Speech Recognition Leaps Forward

Posted on August 30 2011

During Interspeech 2011, the 12th annual Conference of the International Speech Communication Association being held in Florence, Italy, from Aug. 28 to 31, researchers from Microsoft Research will present work that dramatically improves the potential of real-time, speaker-independent, automatic speech recognition.

Dong Yu, researcher at Microsoft Research Redmond, and Frank Seide, senior researcher and research manager with Microsoft Research Asia, have been spearheading this work, and their teams have collaborated on what has developed into a research breakthrough in the use of artificial neural networks for large-vocabulary speech recognition.

The Holy Grail of Speech Recognition

Commercially available speech-recognition technology is behind applications such as voice-to-text software and automated phone services.
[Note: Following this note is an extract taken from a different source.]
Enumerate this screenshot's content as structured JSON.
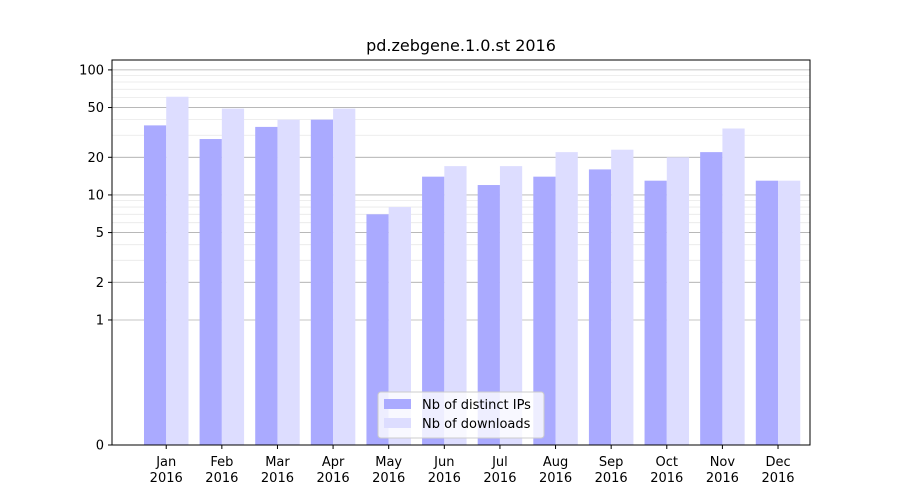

Accuracy is paramount, and voice-to-text typically achieves this by having the user “train” the software during setup and by adapting more closely to the user’s speech patterns over time. Automated voice services that interact with multiple speakers do not allow for speaker training because they must be usable instantly by any user. To cope with the lower accuracy, they either handle only a small vocabulary or strongly restrict the words or patterns that users can say.

The ultimate goal of automatic speech recognition is to deliver out-of-the-box, speaker-independent speech-recognition services—a system that does not require user training to perform well for all users under all conditions.